Sikhulekelani Moyo, [email protected]
RESERVE Bank of Zimbabwe (RBZ) has announced that it will widen its ongoing blitz on businesses across the country, defying the Government directive to accept the use of multicurrency, which also includes embracing the local currency, the ZiG, as a legal tender at the official rate when pricing products.
The operation, which was hitherto confined to Harare and its environs, will be extended to other provinces during the first quarter of the year as part of enforcing financial laws.
This comes at a time when some businesses in Bulawayo among other cities and towns, continue to defy Government directives to accept ZiG as the legal tender, with the informal sector, continuing to give flimsy excuses, among them network hurdles on their point-of-sale (POS) machines, forcing consumers to use foreign currency.

The Statutory Instrument (SI) 81A of 2024, promulgated by the Government after the successful launch of the structured currency in April last year, compels businesses to use the official exchange rate when pricing products.
Also, in 2022, the Government gazetted SI 218 of 2023, which effectively extends the use of the multiple currency system to December 2030.
However, regardless of all these statutory instruments, some businesses continue to frustrate consumers as they refuse to accept the local currency, with some businesses opting to accept it using the black-market rate, which erodes consumer’s purchasing power.
In an interview, RBZ Governor Dr John Mushayavanhu said when the Government enacts policies, it expects businesses and the general public to comply with the regulations.
On the financial side, these policies are enforced by the Financial Intelligence Unit (FIU) and other Government units that have instruments to deal with such malpractices.
“It should be noted that FIU monitoring and compliance operations have hitherto been concentrated in Harare and its environs, but beginning the first quarter of 2025, the FIU is expanding its enforcement operations into Bulawayo and other provincial capital cities,” said Dr Mushayavanhu.
“Some of the measures include heavy penalties for organisations that violate the exchange control regulations, and this will greatly improve compliance across the board.

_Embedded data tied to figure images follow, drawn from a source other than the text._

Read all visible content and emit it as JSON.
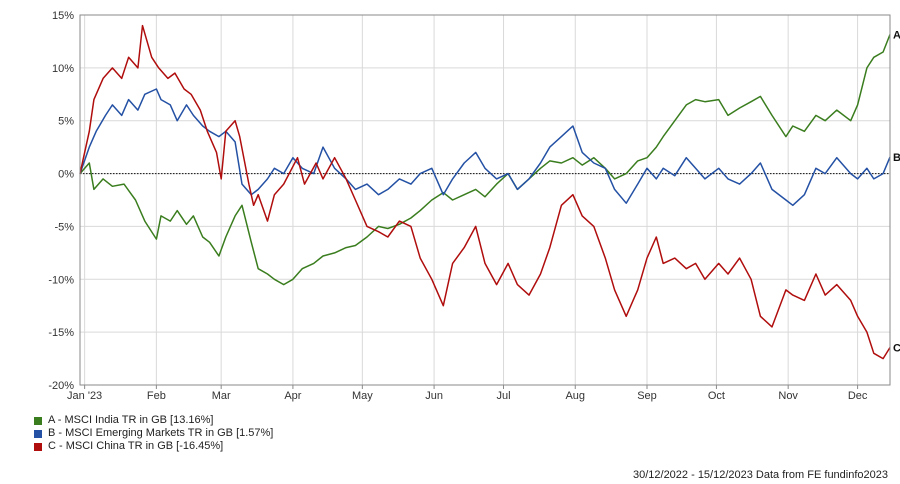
{
  "chart_data": {
    "type": "line",
    "y_unit": "%",
    "ylim": [
      -20,
      15
    ],
    "yticks": [
      15,
      10,
      5,
      0,
      -5,
      -10,
      -15,
      -20
    ],
    "ytick_labels": [
      "15%",
      "10%",
      "5%",
      "0%",
      "-5%",
      "-10%",
      "-15%",
      "-20%"
    ],
    "xlim": [
      "2022-12-30",
      "2023-12-15"
    ],
    "xticks": [
      {
        "label": "Jan '23",
        "date": "2023-01-01"
      },
      {
        "label": "Feb",
        "date": "2023-02-01"
      },
      {
        "label": "Mar",
        "date": "2023-03-01"
      },
      {
        "label": "Apr",
        "date": "2023-04-01"
      },
      {
        "label": "May",
        "date": "2023-05-01"
      },
      {
        "label": "Jun",
        "date": "2023-06-01"
      },
      {
        "label": "Jul",
        "date": "2023-07-01"
      },
      {
        "label": "Aug",
        "date": "2023-08-01"
      },
      {
        "label": "Sep",
        "date": "2023-09-01"
      },
      {
        "label": "Oct",
        "date": "2023-10-01"
      },
      {
        "label": "Nov",
        "date": "2023-11-01"
      },
      {
        "label": "Dec",
        "date": "2023-12-01"
      }
    ],
    "grid": true,
    "zero_line": "dotted",
    "legend_position": "bottom-left",
    "series": [
      {
        "name": "A - MSCI India TR in GB [13.16%]",
        "end_label": "A",
        "color": "#3a7d1e",
        "points": [
          [
            "2022-12-30",
            0
          ],
          [
            "2023-01-03",
            1.0
          ],
          [
            "2023-01-05",
            -1.5
          ],
          [
            "2023-01-09",
            -0.5
          ],
          [
            "2023-01-13",
            -1.2
          ],
          [
            "2023-01-18",
            -1.0
          ],
          [
            "2023-01-23",
            -2.5
          ],
          [
            "2023-01-27",
            -4.5
          ],
          [
            "2023-02-01",
            -6.2
          ],
          [
            "2023-02-03",
            -4.0
          ],
          [
            "2023-02-07",
            -4.5
          ],
          [
            "2023-02-10",
            -3.5
          ],
          [
            "2023-02-14",
            -4.8
          ],
          [
            "2023-02-17",
            -4.0
          ],
          [
            "2023-02-21",
            -6.0
          ],
          [
            "2023-02-24",
            -6.5
          ],
          [
            "2023-02-28",
            -7.8
          ],
          [
            "2023-03-03",
            -6.0
          ],
          [
            "2023-03-07",
            -4.0
          ],
          [
            "2023-03-10",
            -3.0
          ],
          [
            "2023-03-14",
            -6.5
          ],
          [
            "2023-03-17",
            -9.0
          ],
          [
            "2023-03-21",
            -9.5
          ],
          [
            "2023-03-24",
            -10.0
          ],
          [
            "2023-03-28",
            -10.5
          ],
          [
            "2023-04-01",
            -10.0
          ],
          [
            "2023-04-05",
            -9.0
          ],
          [
            "2023-04-10",
            -8.5
          ],
          [
            "2023-04-14",
            -7.8
          ],
          [
            "2023-04-19",
            -7.5
          ],
          [
            "2023-04-24",
            -7.0
          ],
          [
            "2023-04-28",
            -6.8
          ],
          [
            "2023-05-03",
            -6.0
          ],
          [
            "2023-05-08",
            -5.0
          ],
          [
            "2023-05-12",
            -5.2
          ],
          [
            "2023-05-17",
            -4.8
          ],
          [
            "2023-05-22",
            -4.2
          ],
          [
            "2023-05-26",
            -3.5
          ],
          [
            "2023-05-31",
            -2.5
          ],
          [
            "2023-06-05",
            -1.8
          ],
          [
            "2023-06-09",
            -2.5
          ],
          [
            "2023-06-14",
            -2.0
          ],
          [
            "2023-06-19",
            -1.5
          ],
          [
            "2023-06-23",
            -2.2
          ],
          [
            "2023-06-28",
            -1.0
          ],
          [
            "2023-07-03",
            0.0
          ],
          [
            "2023-07-07",
            -1.5
          ],
          [
            "2023-07-12",
            -0.5
          ],
          [
            "2023-07-17",
            0.5
          ],
          [
            "2023-07-21",
            1.2
          ],
          [
            "2023-07-26",
            1.0
          ],
          [
            "2023-07-31",
            1.5
          ],
          [
            "2023-08-04",
            0.8
          ],
          [
            "2023-08-09",
            1.5
          ],
          [
            "2023-08-14",
            0.5
          ],
          [
            "2023-08-18",
            -0.5
          ],
          [
            "2023-08-23",
            0.0
          ],
          [
            "2023-08-28",
            1.2
          ],
          [
            "2023-09-01",
            1.5
          ],
          [
            "2023-09-05",
            2.5
          ],
          [
            "2023-09-08",
            3.5
          ],
          [
            "2023-09-13",
            5.0
          ],
          [
            "2023-09-18",
            6.5
          ],
          [
            "2023-09-22",
            7.0
          ],
          [
            "2023-09-26",
            6.8
          ],
          [
            "2023-10-02",
            7.0
          ],
          [
            "2023-10-06",
            5.5
          ],
          [
            "2023-10-11",
            6.2
          ],
          [
            "2023-10-16",
            6.8
          ],
          [
            "2023-10-20",
            7.3
          ],
          [
            "2023-10-25",
            5.5
          ],
          [
            "2023-10-31",
            3.5
          ],
          [
            "2023-11-03",
            4.5
          ],
          [
            "2023-11-08",
            4.0
          ],
          [
            "2023-11-13",
            5.5
          ],
          [
            "2023-11-17",
            5.0
          ],
          [
            "2023-11-22",
            6.0
          ],
          [
            "2023-11-28",
            5.0
          ],
          [
            "2023-12-01",
            6.5
          ],
          [
            "2023-12-05",
            10.0
          ],
          [
            "2023-12-08",
            11.0
          ],
          [
            "2023-12-12",
            11.5
          ],
          [
            "2023-12-15",
            13.16
          ]
        ]
      },
      {
        "name": "B - MSCI Emerging Markets TR in GB [1.57%]",
        "end_label": "B",
        "color": "#2451a4",
        "points": [
          [
            "2022-12-30",
            0
          ],
          [
            "2023-01-03",
            2.5
          ],
          [
            "2023-01-06",
            4.0
          ],
          [
            "2023-01-10",
            5.5
          ],
          [
            "2023-01-13",
            6.5
          ],
          [
            "2023-01-17",
            5.5
          ],
          [
            "2023-01-20",
            7.0
          ],
          [
            "2023-01-24",
            6.0
          ],
          [
            "2023-01-27",
            7.5
          ],
          [
            "2023-02-01",
            8.0
          ],
          [
            "2023-02-03",
            7.0
          ],
          [
            "2023-02-07",
            6.5
          ],
          [
            "2023-02-10",
            5.0
          ],
          [
            "2023-02-14",
            6.5
          ],
          [
            "2023-02-17",
            5.5
          ],
          [
            "2023-02-21",
            4.5
          ],
          [
            "2023-02-24",
            4.0
          ],
          [
            "2023-02-28",
            3.5
          ],
          [
            "2023-03-03",
            4.0
          ],
          [
            "2023-03-07",
            3.0
          ],
          [
            "2023-03-10",
            -1.0
          ],
          [
            "2023-03-14",
            -2.0
          ],
          [
            "2023-03-17",
            -1.5
          ],
          [
            "2023-03-21",
            -0.5
          ],
          [
            "2023-03-24",
            0.5
          ],
          [
            "2023-03-28",
            0.0
          ],
          [
            "2023-04-01",
            1.5
          ],
          [
            "2023-04-05",
            0.5
          ],
          [
            "2023-04-10",
            0.0
          ],
          [
            "2023-04-14",
            2.5
          ],
          [
            "2023-04-19",
            0.5
          ],
          [
            "2023-04-24",
            -0.5
          ],
          [
            "2023-04-28",
            -1.5
          ],
          [
            "2023-05-03",
            -1.0
          ],
          [
            "2023-05-08",
            -2.0
          ],
          [
            "2023-05-12",
            -1.5
          ],
          [
            "2023-05-17",
            -0.5
          ],
          [
            "2023-05-22",
            -1.0
          ],
          [
            "2023-05-26",
            0.0
          ],
          [
            "2023-05-31",
            0.5
          ],
          [
            "2023-06-05",
            -2.0
          ],
          [
            "2023-06-09",
            -0.5
          ],
          [
            "2023-06-14",
            1.0
          ],
          [
            "2023-06-19",
            2.0
          ],
          [
            "2023-06-23",
            0.5
          ],
          [
            "2023-06-28",
            -0.5
          ],
          [
            "2023-07-03",
            0.0
          ],
          [
            "2023-07-07",
            -1.5
          ],
          [
            "2023-07-12",
            -0.5
          ],
          [
            "2023-07-17",
            1.0
          ],
          [
            "2023-07-21",
            2.5
          ],
          [
            "2023-07-26",
            3.5
          ],
          [
            "2023-07-31",
            4.5
          ],
          [
            "2023-08-04",
            2.0
          ],
          [
            "2023-08-09",
            1.0
          ],
          [
            "2023-08-14",
            0.5
          ],
          [
            "2023-08-18",
            -1.5
          ],
          [
            "2023-08-23",
            -2.8
          ],
          [
            "2023-08-28",
            -1.0
          ],
          [
            "2023-09-01",
            0.5
          ],
          [
            "2023-09-05",
            -0.5
          ],
          [
            "2023-09-08",
            0.5
          ],
          [
            "2023-09-13",
            -0.2
          ],
          [
            "2023-09-18",
            1.5
          ],
          [
            "2023-09-22",
            0.5
          ],
          [
            "2023-09-26",
            -0.5
          ],
          [
            "2023-10-02",
            0.5
          ],
          [
            "2023-10-06",
            -0.5
          ],
          [
            "2023-10-11",
            -1.0
          ],
          [
            "2023-10-16",
            0.0
          ],
          [
            "2023-10-20",
            1.0
          ],
          [
            "2023-10-25",
            -1.5
          ],
          [
            "2023-10-31",
            -2.5
          ],
          [
            "2023-11-03",
            -3.0
          ],
          [
            "2023-11-08",
            -2.0
          ],
          [
            "2023-11-13",
            0.5
          ],
          [
            "2023-11-17",
            0.0
          ],
          [
            "2023-11-22",
            1.5
          ],
          [
            "2023-11-28",
            0.0
          ],
          [
            "2023-12-01",
            -0.5
          ],
          [
            "2023-12-05",
            0.5
          ],
          [
            "2023-12-08",
            -0.5
          ],
          [
            "2023-12-12",
            0.0
          ],
          [
            "2023-12-15",
            1.57
          ]
        ]
      },
      {
        "name": "C - MSCI China TR in GB [-16.45%]",
        "end_label": "C",
        "color": "#b00d0d",
        "points": [
          [
            "2022-12-30",
            0
          ],
          [
            "2023-01-03",
            4.0
          ],
          [
            "2023-01-05",
            7.0
          ],
          [
            "2023-01-09",
            9.0
          ],
          [
            "2023-01-13",
            10.0
          ],
          [
            "2023-01-17",
            9.0
          ],
          [
            "2023-01-20",
            11.0
          ],
          [
            "2023-01-24",
            10.0
          ],
          [
            "2023-01-26",
            14.0
          ],
          [
            "2023-01-30",
            11.0
          ],
          [
            "2023-02-02",
            10.0
          ],
          [
            "2023-02-06",
            9.0
          ],
          [
            "2023-02-09",
            9.5
          ],
          [
            "2023-02-13",
            8.0
          ],
          [
            "2023-02-16",
            7.5
          ],
          [
            "2023-02-20",
            6.0
          ],
          [
            "2023-02-23",
            4.0
          ],
          [
            "2023-02-27",
            2.0
          ],
          [
            "2023-03-01",
            -0.5
          ],
          [
            "2023-03-03",
            4.0
          ],
          [
            "2023-03-07",
            5.0
          ],
          [
            "2023-03-09",
            3.5
          ],
          [
            "2023-03-13",
            -1.0
          ],
          [
            "2023-03-15",
            -3.0
          ],
          [
            "2023-03-17",
            -2.0
          ],
          [
            "2023-03-21",
            -4.5
          ],
          [
            "2023-03-24",
            -2.0
          ],
          [
            "2023-03-28",
            -1.0
          ],
          [
            "2023-04-03",
            1.5
          ],
          [
            "2023-04-06",
            -1.0
          ],
          [
            "2023-04-11",
            1.0
          ],
          [
            "2023-04-14",
            -0.5
          ],
          [
            "2023-04-19",
            1.5
          ],
          [
            "2023-04-24",
            -0.5
          ],
          [
            "2023-04-28",
            -2.5
          ],
          [
            "2023-05-03",
            -5.0
          ],
          [
            "2023-05-08",
            -5.5
          ],
          [
            "2023-05-12",
            -6.0
          ],
          [
            "2023-05-17",
            -4.5
          ],
          [
            "2023-05-22",
            -5.0
          ],
          [
            "2023-05-26",
            -8.0
          ],
          [
            "2023-05-31",
            -10.0
          ],
          [
            "2023-06-05",
            -12.5
          ],
          [
            "2023-06-09",
            -8.5
          ],
          [
            "2023-06-14",
            -7.0
          ],
          [
            "2023-06-19",
            -5.0
          ],
          [
            "2023-06-23",
            -8.5
          ],
          [
            "2023-06-28",
            -10.5
          ],
          [
            "2023-07-03",
            -8.5
          ],
          [
            "2023-07-07",
            -10.5
          ],
          [
            "2023-07-12",
            -11.5
          ],
          [
            "2023-07-17",
            -9.5
          ],
          [
            "2023-07-21",
            -7.0
          ],
          [
            "2023-07-26",
            -3.0
          ],
          [
            "2023-07-31",
            -2.0
          ],
          [
            "2023-08-04",
            -4.0
          ],
          [
            "2023-08-09",
            -5.0
          ],
          [
            "2023-08-14",
            -8.0
          ],
          [
            "2023-08-18",
            -11.0
          ],
          [
            "2023-08-23",
            -13.5
          ],
          [
            "2023-08-28",
            -11.0
          ],
          [
            "2023-09-01",
            -8.0
          ],
          [
            "2023-09-05",
            -6.0
          ],
          [
            "2023-09-08",
            -8.5
          ],
          [
            "2023-09-13",
            -8.0
          ],
          [
            "2023-09-18",
            -9.0
          ],
          [
            "2023-09-22",
            -8.5
          ],
          [
            "2023-09-26",
            -10.0
          ],
          [
            "2023-10-02",
            -8.5
          ],
          [
            "2023-10-06",
            -9.5
          ],
          [
            "2023-10-11",
            -8.0
          ],
          [
            "2023-10-16",
            -10.0
          ],
          [
            "2023-10-20",
            -13.5
          ],
          [
            "2023-10-25",
            -14.5
          ],
          [
            "2023-10-31",
            -11.0
          ],
          [
            "2023-11-03",
            -11.5
          ],
          [
            "2023-11-08",
            -12.0
          ],
          [
            "2023-11-13",
            -9.5
          ],
          [
            "2023-11-17",
            -11.5
          ],
          [
            "2023-11-22",
            -10.5
          ],
          [
            "2023-11-28",
            -12.0
          ],
          [
            "2023-12-01",
            -13.5
          ],
          [
            "2023-12-05",
            -15.0
          ],
          [
            "2023-12-08",
            -17.0
          ],
          [
            "2023-12-12",
            -17.5
          ],
          [
            "2023-12-15",
            -16.45
          ]
        ]
      }
    ],
    "footer": "30/12/2022 - 15/12/2023 Data from FE fundinfo2023"
  }
}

The FIU continues to urge the public to report issues of non-compliance, and they will swiftly respond as necessary.”
Dr Mushayavanhu said in promoting compliance, efforts by the FIU are beginning to bear fruit as some areas witness increasing levels of compliance in the smaller shops that are now accepting the local currency.

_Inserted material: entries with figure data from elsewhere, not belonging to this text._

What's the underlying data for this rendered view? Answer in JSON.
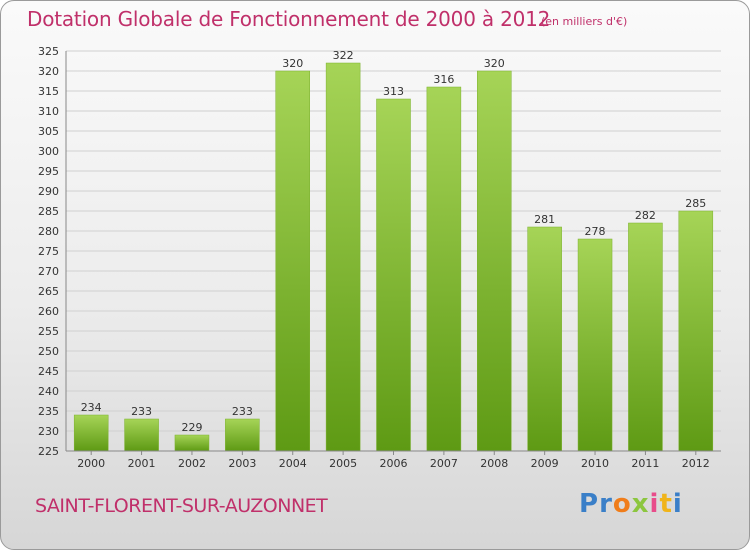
{
  "header": {
    "title": "Dotation Globale de Fonctionnement de 2000 à 2012",
    "unit": "(en milliers d'€)"
  },
  "footer": {
    "city": "SAINT-FLORENT-SUR-AUZONNET",
    "logo_letters": [
      "P",
      "r",
      "o",
      "x",
      "i",
      "t",
      "i"
    ],
    "logo_colors": [
      "#3a7fc8",
      "#3a7fc8",
      "#f07d1a",
      "#8cc63f",
      "#e84c8a",
      "#f0b41a",
      "#3a7fc8"
    ]
  },
  "colors": {
    "title": "#c0306a",
    "bar_light": "#a6d457",
    "bar_dark": "#5e9a14",
    "grid": "#d0d0d0"
  },
  "chart_data": {
    "type": "bar",
    "categories": [
      "2000",
      "2001",
      "2002",
      "2003",
      "2004",
      "2005",
      "2006",
      "2007",
      "2008",
      "2009",
      "2010",
      "2011",
      "2012"
    ],
    "values": [
      234,
      233,
      229,
      233,
      320,
      322,
      313,
      316,
      320,
      281,
      278,
      282,
      285
    ],
    "ylim": [
      225,
      325
    ],
    "ytick_step": 5,
    "grid": true,
    "data_labels": true
  }
}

“Compliance is a confidence issue, and the RBZ continues to refine its monetary policy to achieve and maintain price and exchange rate stability, and confidence will be restored in the transacting public,” he said.

Dr Mushayavanhu noted that while the informal sector compliance levels are still far below the formal sector, it is encouraging to note that the trend is improving.

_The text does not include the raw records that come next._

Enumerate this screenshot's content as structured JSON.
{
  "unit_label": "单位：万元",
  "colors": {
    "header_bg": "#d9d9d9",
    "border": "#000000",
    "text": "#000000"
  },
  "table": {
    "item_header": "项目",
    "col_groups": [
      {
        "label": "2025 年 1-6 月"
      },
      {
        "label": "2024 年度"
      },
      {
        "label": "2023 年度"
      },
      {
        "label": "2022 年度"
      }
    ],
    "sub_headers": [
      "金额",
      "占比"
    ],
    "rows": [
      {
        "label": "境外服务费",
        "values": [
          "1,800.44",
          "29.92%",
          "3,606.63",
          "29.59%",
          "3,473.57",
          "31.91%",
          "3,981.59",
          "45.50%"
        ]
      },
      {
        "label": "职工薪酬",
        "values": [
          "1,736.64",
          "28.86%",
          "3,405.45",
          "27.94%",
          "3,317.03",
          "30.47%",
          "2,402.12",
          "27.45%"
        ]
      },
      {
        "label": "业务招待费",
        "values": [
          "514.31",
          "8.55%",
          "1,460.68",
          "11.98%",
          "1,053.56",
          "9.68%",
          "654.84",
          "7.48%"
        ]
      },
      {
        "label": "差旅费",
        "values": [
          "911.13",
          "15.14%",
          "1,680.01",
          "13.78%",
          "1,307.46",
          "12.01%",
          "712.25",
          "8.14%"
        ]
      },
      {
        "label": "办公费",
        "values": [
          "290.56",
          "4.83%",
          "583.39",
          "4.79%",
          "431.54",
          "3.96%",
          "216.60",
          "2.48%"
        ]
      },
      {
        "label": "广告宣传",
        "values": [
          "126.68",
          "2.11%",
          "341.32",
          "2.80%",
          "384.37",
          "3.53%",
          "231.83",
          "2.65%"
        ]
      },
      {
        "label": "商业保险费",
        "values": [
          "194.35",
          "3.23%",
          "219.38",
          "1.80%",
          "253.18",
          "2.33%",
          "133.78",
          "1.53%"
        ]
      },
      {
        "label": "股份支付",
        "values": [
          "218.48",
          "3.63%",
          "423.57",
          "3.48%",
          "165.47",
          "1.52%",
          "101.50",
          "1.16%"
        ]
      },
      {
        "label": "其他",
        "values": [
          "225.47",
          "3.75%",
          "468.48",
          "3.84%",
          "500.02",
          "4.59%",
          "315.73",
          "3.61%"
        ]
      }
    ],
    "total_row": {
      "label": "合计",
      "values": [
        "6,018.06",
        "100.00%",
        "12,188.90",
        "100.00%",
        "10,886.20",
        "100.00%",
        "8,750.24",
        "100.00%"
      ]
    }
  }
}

“The Government is working towards increasing usage of local currency in all parts of the country including for settlement of taxes, purchase and sale of goods and services in local currency.
“It is, however, important to take cognisance of the increased reliance on digital or electronic payment methods over cash, which has, to an extent, seen a reduction in the demand for cash and resultantly lower the proportion of cash in circulation to broad money,” he said.
Dr Mushayavanhu said the foreign exchange market has been liberalised to reflect free market forces, adding that there should be no incentive for trading on the parallel market.
“It has been noted that cases of exchange control-related violations have significantly declined over the last quarter of 2024, aligning with the exchange rate stability that has been obtained,” he said.
“RBZ will continue to implement measures to augment the current stability and will remain mindful of balancing currency and price stability with economic growth.”
Consumer Council of Zimbabwe (CCZ) director, Mrs Rose Mpofu, said the refusal by some shops to accept ZWG as legal tender is an offence as it violates consumers’ right to choose currencies to use.

“Consumers that are formally employed, especially those in the public sector, earning a portion of their incomes in the local currency are disadvantaged. It creates a huge demand and appetite for foreign currency thus pushing the alternative market rate high, and creating a lucrative market for the US dollar in the informal sector,” she said.
Mrs Mpofu said the Government should build market confidence in ZiG acceptance by businesses, urging consumers to report any business unethical tendencies.
In a snap survey yesterday, the Chronicle news crew observed that some businesses in Bulawayo were refusing to accept the ZiG.
“We are not accepting ZiG because our suppliers are refusing transactions in local currency, which makes it difficult for us to trade in ZiG,” said an informal trader operating at the market
Some selected foreign-owned shops and informal shops visited by the news crew in the city centre had displayed an exchange rate of US$1:28 ZWG, purportedly indicating that they accepted ZiG transactions.
However, they had no POS machines preferring cash.
Confederation of Zimbabwe Industries President Mr Denford Mutashu said it is illegal for retailers not to comply with exchange regulations.
“However, while most major retrial outlets are complying by accepting the ZiG, unfortunately, some have found the going tougher due to unfair competition from the informal shops,” said Mr Mutashu.